The gap isn't missing data. It's missing decision traces. Agents run into the same ambiguity humans resolve with judgment and organizational memory. But the inputs to those judgments aren't stored as durable artifacts. Context graphs make them durable, queryable, and shared.
Most teams are at Level 1 or 2. We operate at Level 4 today: agents learn from each other's sessions, share precedent across workflows, and the memory system maintains itself. Level 5 is the full org-wide knowledge library.
The architecture decomposes into three layers running on different timescales. Most systems have Memory. Few have Learning. Almost none have all three.
A Memory failure is data loss. A Learning failure is a missed insight or false lesson. A Personalization failure is serving the wrong context or overwhelming the agent. Naming the layers prevents conflating a retrieval problem with a storage problem.

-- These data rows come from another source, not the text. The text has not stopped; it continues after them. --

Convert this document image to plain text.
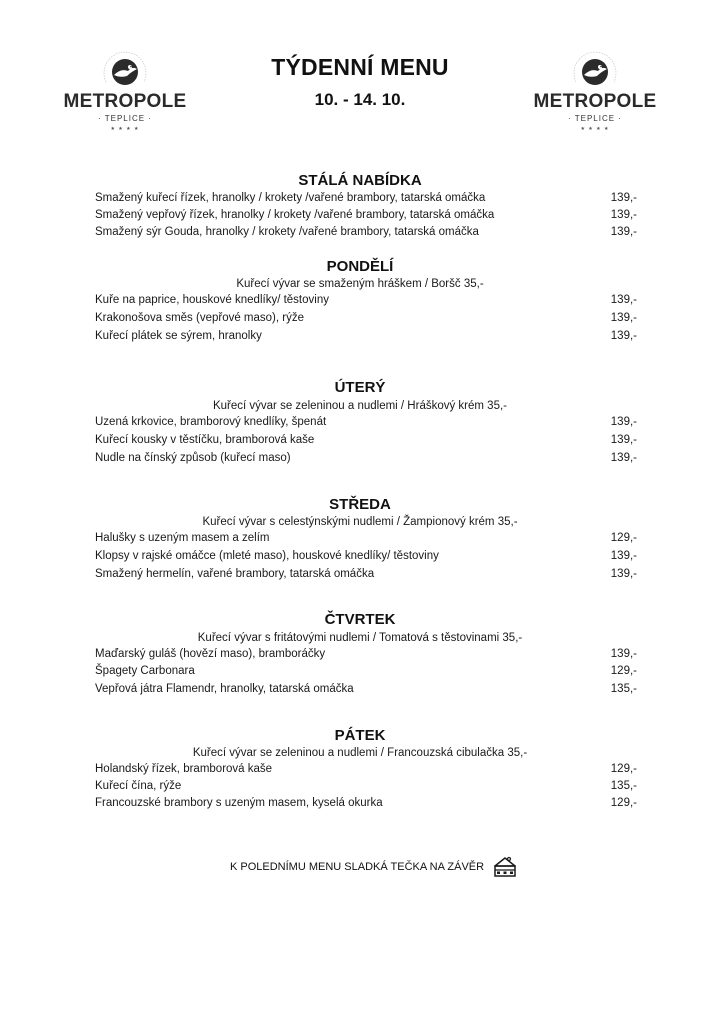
METROPOLE
· TEPLICE ·
★ ★ ★ ★
METROPOLE
· TEPLICE ·
★ ★ ★ ★
TÝDENNÍ MENU
10. - 14. 10.
STÁLÁ NABÍDKA
Smažený kuřecí řízek, hranolky / krokety /vařené brambory, tatarská omáčka	139,-
Smažený vepřový řízek, hranolky / krokety /vařené brambory, tatarská omáčka	139,-
Smažený sýr Gouda, hranolky / krokety /vařené brambory, tatarská omáčka	139,-
PONDĚLÍ
Kuřecí vývar se smaženým hráškem / Boršč 35,-
Kuře na paprice, houskové knedlíky/ těstoviny	139,-
Krakonošova směs (vepřové maso), rýže	139,-
Kuřecí plátek se sýrem, hranolky	139,-
ÚTERÝ
Kuřecí vývar se zeleninou a nudlemi / Hráškový krém 35,-
Uzená krkovice, bramborový knedlíky, špenát	139,-
Kuřecí kousky v těstíčku, bramborová kaše	139,-
Nudle na čínský způsob (kuřecí maso)	139,-
STŘEDA
Kuřecí vývar s celestýnskými nudlemi / Žampionový krém 35,-
Halušky s uzeným masem a zelím	129,-
Klopsy v rajské omáčce (mleté maso), houskové knedlíky/ těstoviny	139,-
Smažený hermelín, vařené brambory, tatarská omáčka	139,-
ČTVRTEK
Kuřecí vývar s fritátovými nudlemi / Tomatová s těstovinami 35,-
Maďarský guláš (hovězí maso), bramboráčky	139,-
Špagety Carbonara	129,-
Vepřová játra Flamendr, hranolky, tatarská omáčka	135,-
PÁTEK
Kuřecí vývar se zeleninou a nudlemi / Francouzská cibulačka 35,-
Holandský řízek, bramborová kaše	129,-
Kuřecí čína, rýže	135,-
Francouzské brambory s uzeným masem, kyselá okurka	129,-
K POLEDNÍMU MENU SLADKÁ TEČKA NA ZÁVĚR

Agent memory gives agents access to a store. The store is passive. Agentic memory manages itself via tool calls: ingesting, evaluating, connecting, consolidating, and forgetting. The memory layer is not a database with an API. It is an active participant in its own maintenance. We are building agentic memory.

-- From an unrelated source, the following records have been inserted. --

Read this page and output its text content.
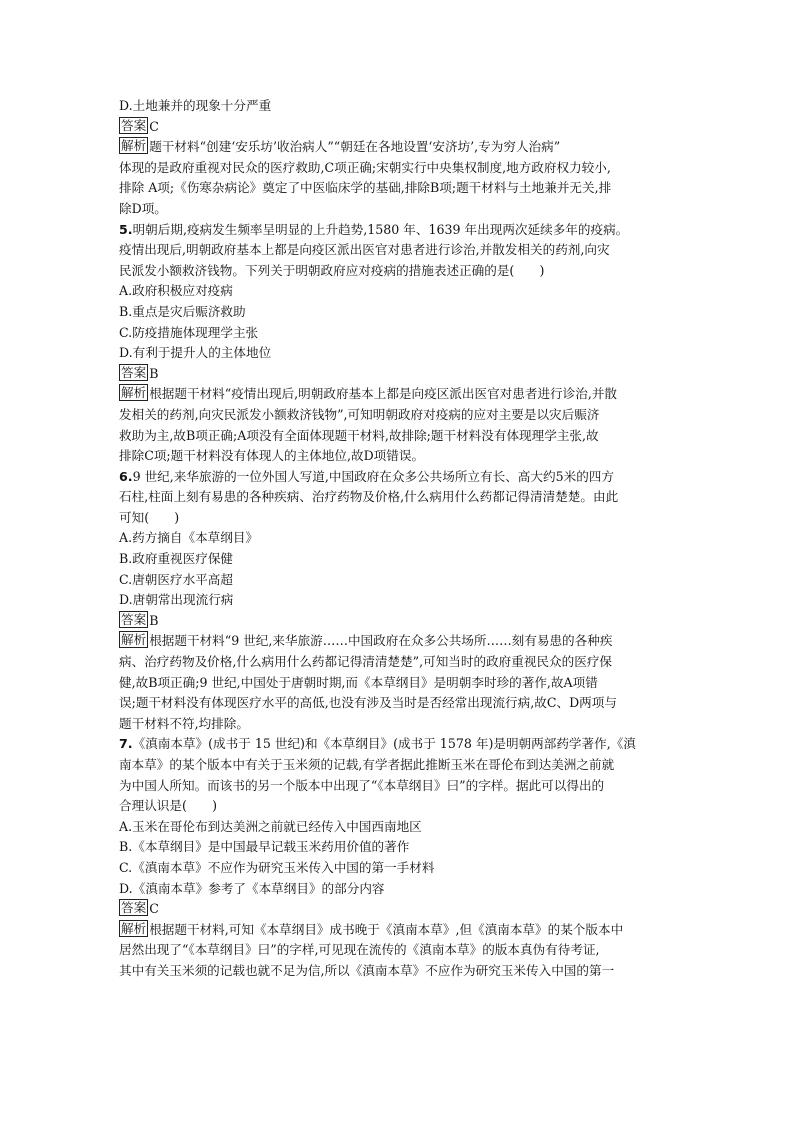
D.土地兼并的现象十分严重
答案 C
解析 题干材料“创建‘安乐坊’收治病人”“朝廷在各地设置‘安济坊’,专为穷人治病”
体现的是政府重视对民众的医疗救助,C项正确;宋朝实行中央集权制度,地方政府权力较小,
排除 A项;《伤寒杂病论》奠定了中医临床学的基础,排除B项;题干材料与土地兼并无关,排
除D项。
5.明朝后期,疫病发生频率呈明显的上升趋势,1580 年、1639 年出现两次延续多年的疫病。
疫情出现后,明朝政府基本上都是向疫区派出医官对患者进行诊治,并散发相关的药剂,向灾
民派发小额救济钱物。下列关于明朝政府应对疫病的措施表述正确的是(　　)
A.政府积极应对疫病
B.重点是灾后赈济救助
C.防疫措施体现理学主张
D.有利于提升人的主体地位
答案 B
解析 根据题干材料“疫情出现后,明朝政府基本上都是向疫区派出医官对患者进行诊治,并散
发相关的药剂,向灾民派发小额救济钱物”,可知明朝政府对疫病的应对主要是以灾后赈济
救助为主,故B项正确;A项没有全面体现题干材料,故排除;题干材料没有体现理学主张,故
排除C项;题干材料没有体现人的主体地位,故D项错误。
6.9 世纪,来华旅游的一位外国人写道,中国政府在众多公共场所立有长、高大约5米的四方
石柱,柱面上刻有易患的各种疾病、治疗药物及价格,什么病用什么药都记得清清楚楚。由此
可知(　　)
A.药方摘自《本草纲目》
B.政府重视医疗保健
C.唐朝医疗水平高超
D.唐朝常出现流行病
答案 B
解析 根据题干材料“9 世纪,来华旅游……中国政府在众多公共场所……刻有易患的各种疾
病、治疗药物及价格,什么病用什么药都记得清清楚楚”,可知当时的政府重视民众的医疗保
健,故B项正确;9 世纪,中国处于唐朝时期,而《本草纲目》是明朝李时珍的著作,故A项错
误;题干材料没有体现医疗水平的高低,也没有涉及当时是否经常出现流行病,故C、D两项与
题干材料不符,均排除。
7.《滇南本草》(成书于 15 世纪)和《本草纲目》(成书于 1578 年)是明朝两部药学著作,《滇
南本草》的某个版本中有关于玉米须的记载,有学者据此推断玉米在哥伦布到达美洲之前就
为中国人所知。而该书的另一个版本中出现了“《本草纲目》曰”的字样。据此可以得出的
合理认识是(　　)
A.玉米在哥伦布到达美洲之前就已经传入中国西南地区
B.《本草纲目》是中国最早记载玉米药用价值的著作
C.《滇南本草》不应作为研究玉米传入中国的第一手材料
D.《滇南本草》参考了《本草纲目》的部分内容
答案 C
解析 根据题干材料,可知《本草纲目》成书晚于《滇南本草》,但《滇南本草》的某个版本中
居然出现了“《本草纲目》曰”的字样,可见现在流传的《滇南本草》的版本真伪有待考证,
其中有关玉米须的记载也就不足为信,所以《滇南本草》不应作为研究玉米传入中国的第一
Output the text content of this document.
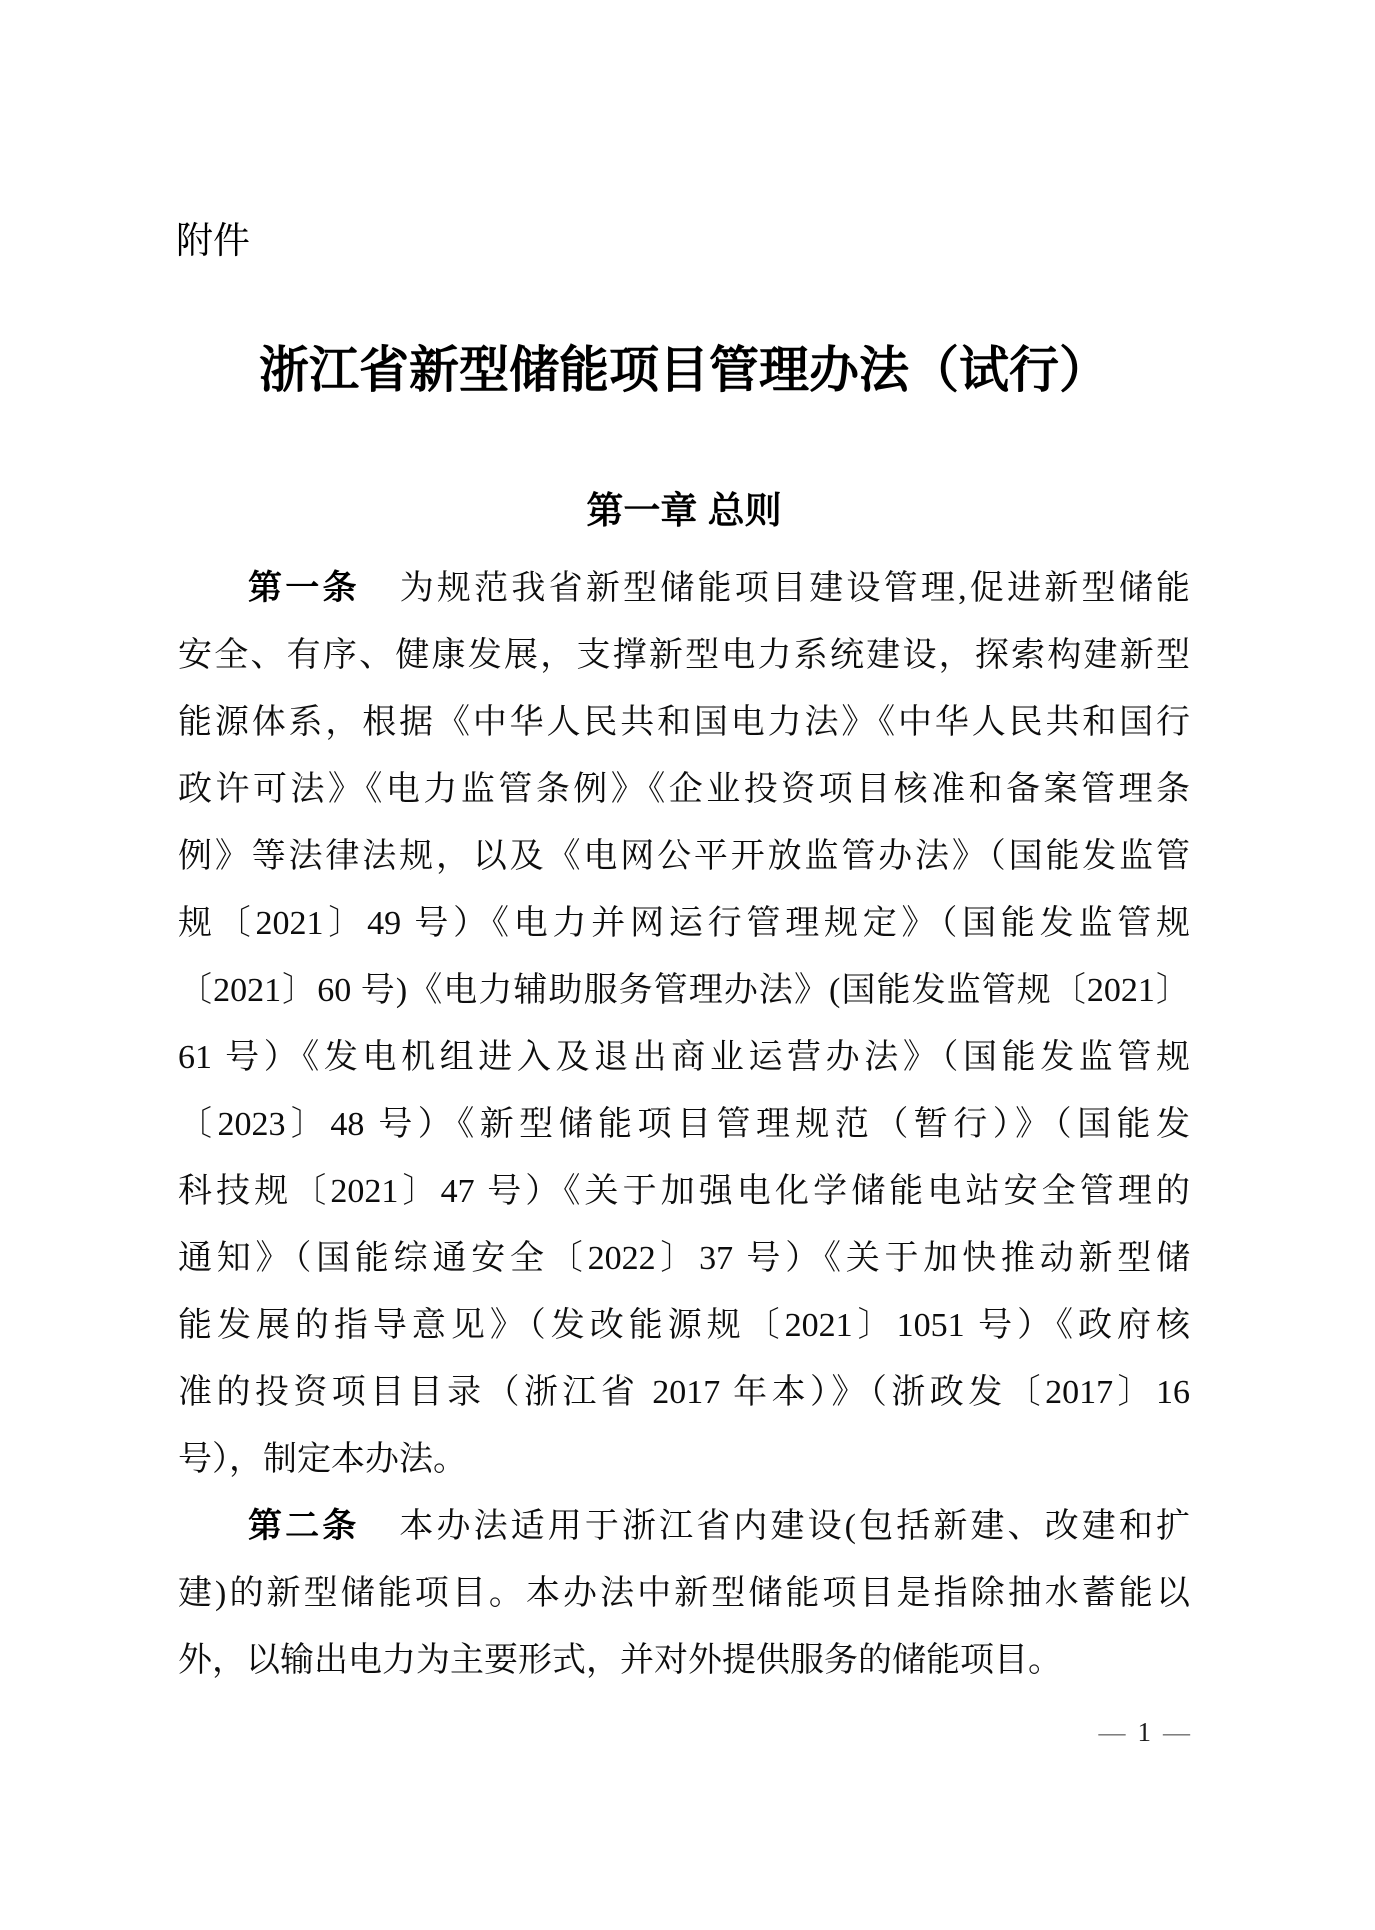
附件
浙江省新型储能项目管理办法（试行）
第一章 总则
第一条 为规范我省新型储能项目建设管理,促进新型储能
安全、有序、健康发展，支撑新型电力系统建设，探索构建新型
能源体系，根据《中华人民共和国电力法》《中华人民共和国行
政许可法》《电力监管条例》《企业投资项目核准和备案管理条
例》等法律法规，以及《电网公平开放监管办法》（国能发监管
规〔2021〕49 号）《电力并网运行管理规定》（国能发监管规
〔2021〕60 号)《电力辅助服务管理办法》(国能发监管规〔2021〕
61 号）《发电机组进入及退出商业运营办法》（国能发监管规
〔2023〕48 号）《新型储能项目管理规范（暂行）》（国能发
科技规〔2021〕47 号）《关于加强电化学储能电站安全管理的
通知》（国能综通安全〔2022〕37 号）《关于加快推动新型储
能发展的指导意见》（发改能源规〔2021〕1051 号）《政府核
准的投资项目目录（浙江省 2017 年本）》（浙政发〔2017〕16
号），制定本办法。
第二条 本办法适用于浙江省内建设(包括新建、改建和扩
建)的新型储能项目。本办法中新型储能项目是指除抽水蓄能以
外，以输出电力为主要形式，并对外提供服务的储能项目。
— 1 —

| Capability | Typical RAG / vector store | Living Memory + Alexandria |
|---|---|---|
| Retrieval | Embedding similarity, one-shot | Workflow-scoped, entity-anchored, multi-pass (berrypicking), token-budgeted |
| Learning | None. Re-embed on manual update. | Session-end reflection, digestive pipeline, lessons shared across agents |
| Forgetting | None. Accumulate forever. | Decay tiers, condensation, supersession, stale detection. Forgetting is architecture. |
| Connections | Implicit (cosine distance) | Typed, weighted, entity-anchored. Decisions link to assumptions link to evidence. |
| Quality | Whatever was embedded | Trust tiers, immune system (write-time validation), quality-gated claims |
| Presentation | Chunks returned by query | Claims installed as capabilities. [[wiki-links]] carry reasoning inline. Progressive disclosure. |
We pressure-tested the architecture against LangChain, Engram, ALMA, MemGPT/Letta, Cognee, MAPLE, Anthropic's memory tool, a major 2026 academic survey, 8 RAG architecture patterns, and more. What we found:
Hierarchical token-level memory (academic gold standard). Memory evolution (decay, condensation, supersession) ahead of the field. Propositional framing matches the "retrieve-then-generate" paradigm the industry is moving toward. Forgetting design is the most complete in any source evaluated.

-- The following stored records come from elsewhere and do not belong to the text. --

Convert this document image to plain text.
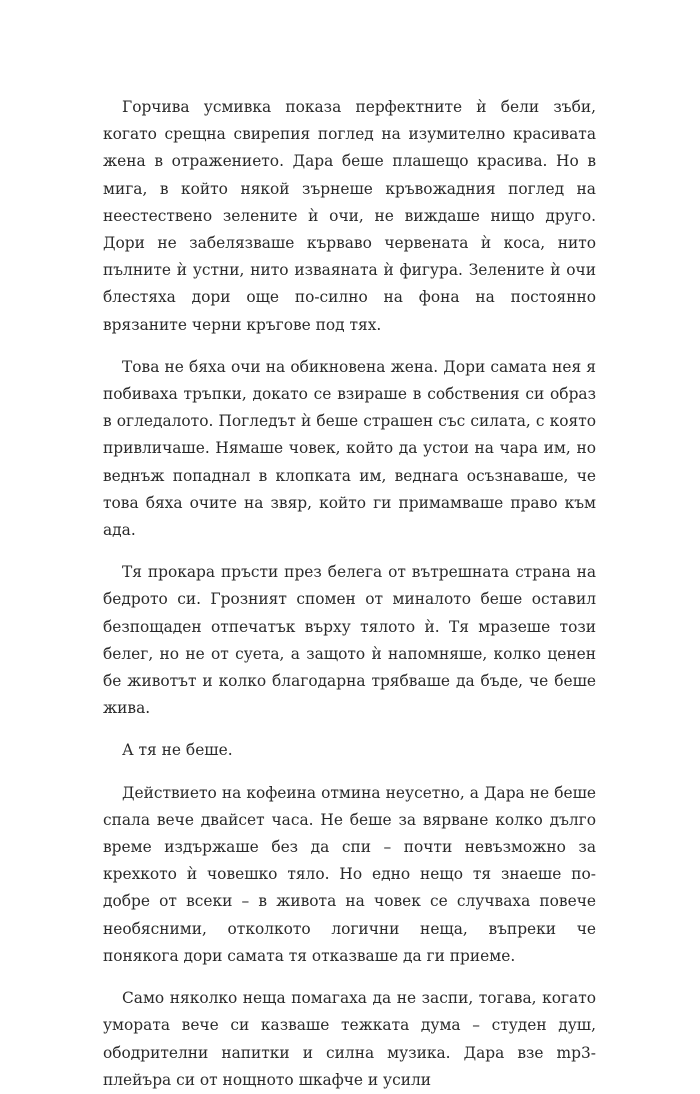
Горчива усмивка показа перфектните ѝ бели зъби, когато срещна свирепия поглед на изумително красивата жена в отражението. Дара беше плашещо красива. Но в мига, в който някой зърнеше кръвожадния поглед на неестествено зелените ѝ очи, не виждаше нищо друго. Дори не забелязваше кърваво червената ѝ коса, нито пълните ѝ устни, нито изваяната ѝ фигура. Зелените ѝ очи блестяха дори още по-силно на фона на постоянно врязаните черни кръгове под тях.

Това не бяха очи на обикновена жена. Дори самата нея я побиваха тръпки, докато се взираше в собствения си образ в огледалото. Погледът ѝ беше страшен със силата, с която привличаше. Нямаше човек, който да устои на чара им, но веднъж попаднал в клопката им, веднага осъзнаваше, че това бяха очите на звяр, който ги примамваше право към ада.

Тя прокара пръсти през белега от вътрешната страна на бедрото си. Грозният спомен от миналото беше оставил безпощаден отпечатък върху тялото ѝ. Тя мразеше този белег, но не от суета, а защото ѝ напомняше, колко ценен бе животът и колко благодарна трябваше да бъде, че беше жива.

А тя не беше.

Действието на кофеина отмина неусетно, а Дара не беше спала вече двайсет часа. Не беше за вярване колко дълго време издържаше без да спи – почти невъзможно за крехкото ѝ човешко тяло. Но едно нещо тя знаеше по-добре от всеки – в живота на човек се случваха повече необясними, отколкото логични неща, въпреки че понякога дори самата тя отказваше да ги приеме.

Само няколко неща помагаха да не заспи, тогава, когато умората вече си казваше тежката дума – студен душ, ободрителни напитки и силна музика. Дара взе mp3-плейъра си от нощното шкафче и усили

Episodic memory (raw case records beneath lessons). Context pressure handling for long-running agents. Shared memory access control for multi-agent writes. Memory explainability and retrieval attribution. Event-triggered learning for critical failures.
Decay tiers (Engram). Memory strengthening (Cognee). Offline consolidation cycle (CLS theory). Context pressure events (Anthropic). Reflect-generate-verify for methodology changes (ALMA). M/L/P naming (MAPLE).
RAG is adding graphs. Graphs are adding agents. Agent memory is adding learning loops and forgetting. Context engineering is becoming the discipline that ties them together. Living Memory and Alexandria sit at the intersection: agentic memory on a knowledge graph, with context engineering as the serving layer.
Memory is the multiplier. Agency is the force.